As we bargained on Wednesday, May 15, we could clearly see that the honeymoon period of initial bargaining is over and management is showing us what they REALLY want. And it’s what they always want: To strip us of the hard-earned protections in our current contract and save the hospital money at the detriment of hospital employees and patients.
Mandatory Overtime
Management proposed the following deletion (in red) from our current contract:
“The Employer and the Union recognize that mandatory overtime is not desirable and represents a burden on the Employee. Acceptance of overtime and shifts beyond the Employee’s schedule shall be voluntary and in accordance with state law or regulations, except where patient care would be endangered by an internal or external emergency declared by state, local or federal government or declared by the administrator on duty. An external or internal emergency, for the purposes of this section, is defined as an unexpected situation of sudden occurrence of a serious and urgent nature that demands immediate attention.
After a 12-hour shift, most of us are tired. This language change could mean that managers can demand that you stay even longer … 15, 16 hours or perhaps longer. What if the hospital underestimates staffing for the day? Is that an emergency? Or what if several employees call in sick on the night shift? Is that such an “emergency” that it requires day shift employees to work overtime until they find replacements? We have no idea how managers could and would interpret what an “emergency” actually is after the defining contract language is gone.

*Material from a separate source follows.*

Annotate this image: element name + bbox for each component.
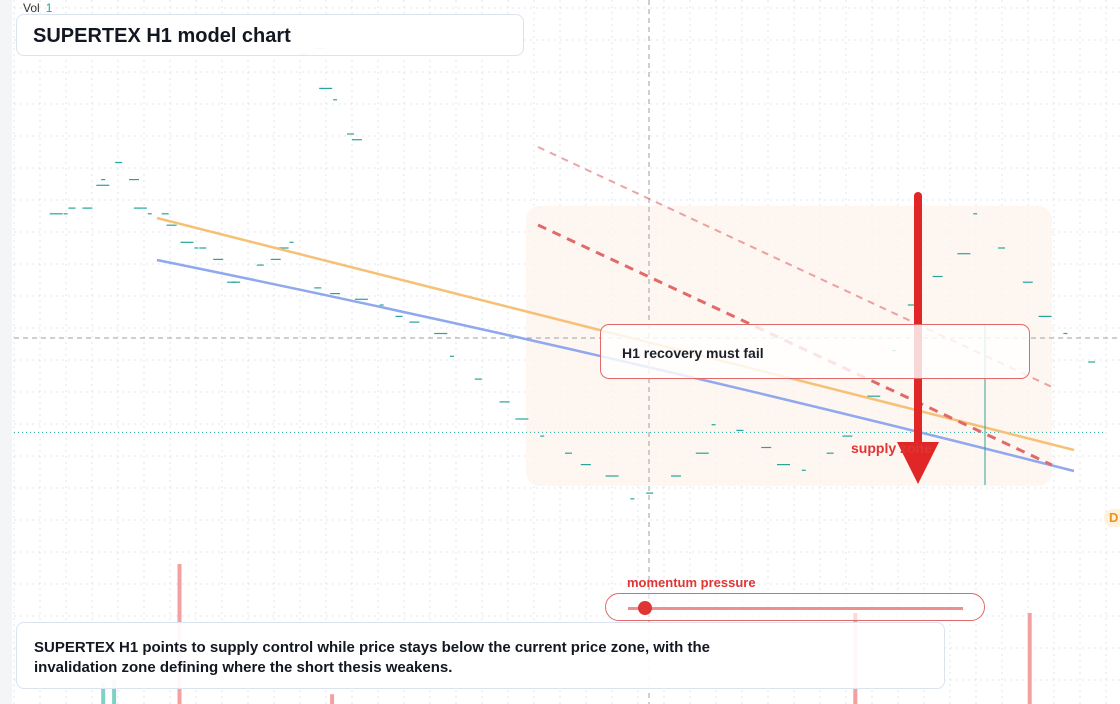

If this portion of our contract language is deleted, you can say goodbye to your family time. Better get an extended hours babysitter. Remember that hot date you had? Well, you can introduce him to your cousin because you won’t have time to see him again. You know why? Because anything and everything will become an internal or external emergency, as determined by your manager.
Call-Off / Flexing as Time Worked
For the second half of management’s one-two punch, the hospital proposed eliminating the following language stating that it was no longer relevant.
If an Employee who is scheduled to work is called-off by the Employer and/or volunteers to take time off, because of census or other business reasons, and that Employee chooses not to use PTO for that time, the Employee's timesheet should reflect the appropriate code for "leave without pay" so that the following benefits accrue as if the Employee had worked.
a. Vesting and service credit under the retirement plan;
b. Waiting periods under health insurance and other fringe benefit plans;
c. PTO accruals
If the management Bargaining Team really believes this would not impact our retirement benefits, they are should talk to a representative at Healthy Roads to Retirement. Under the Providence 401(a) and 403(b) retirement plans, both vesting and match qualification are based on hours of service. If this contract language is deleted, call-off hours taken as leave without pay will no longer count as hours worked toward matching or vesting credit.
Our Providence 403(b) Value Plan requires 800 hours of service to match for one year of match level service. The Providence 401(a) Service Plan requires 1,000 hours of service to meet vesting requirements for one year. The definition of hours of service is slightly different in the two plans, but it is clear that call-off hours taken as leave without pay would no longer count toward vesting or matching. Under the language we have in our current contract, unpaid call-off hours count toward hours of service for both matching and vesting.
Employees who are called off would be penalized twice - by losing pay for those call-off hours and because unpaid call-off hours would no longer be credited for retirement purposes.
Article 12 -- Floating
RNs have been working to come up with a solution to NICU RNs floating to Peds, PICU and the nursery for years without success. Management continues to float NICU RNs to these areas where many RNs are anxious working there because of differences in medications and doses, charting system, and policies. And, many NICU RNs don’t have access to the Peds/PICU/Nursery Pixus system.
NICU RNs are accustomed to working with newborn babies. Older babies get different doses of medicine and the policies and procedures are different in each unit. Some NICU RNs do not feel comfortable floating to Peds, PICU or nursery a few times a year. And when it could be a matter of life and death, complete confidence and competence is necessary.
“We don’t float to these units often enough to feel comfortable working there. Yes, we’re trained to do it, but a baby who’s six months old is a lot different than a preemie. Many of our RNs would rather be cancelled than work in these other units. Those units should call in their own staff.”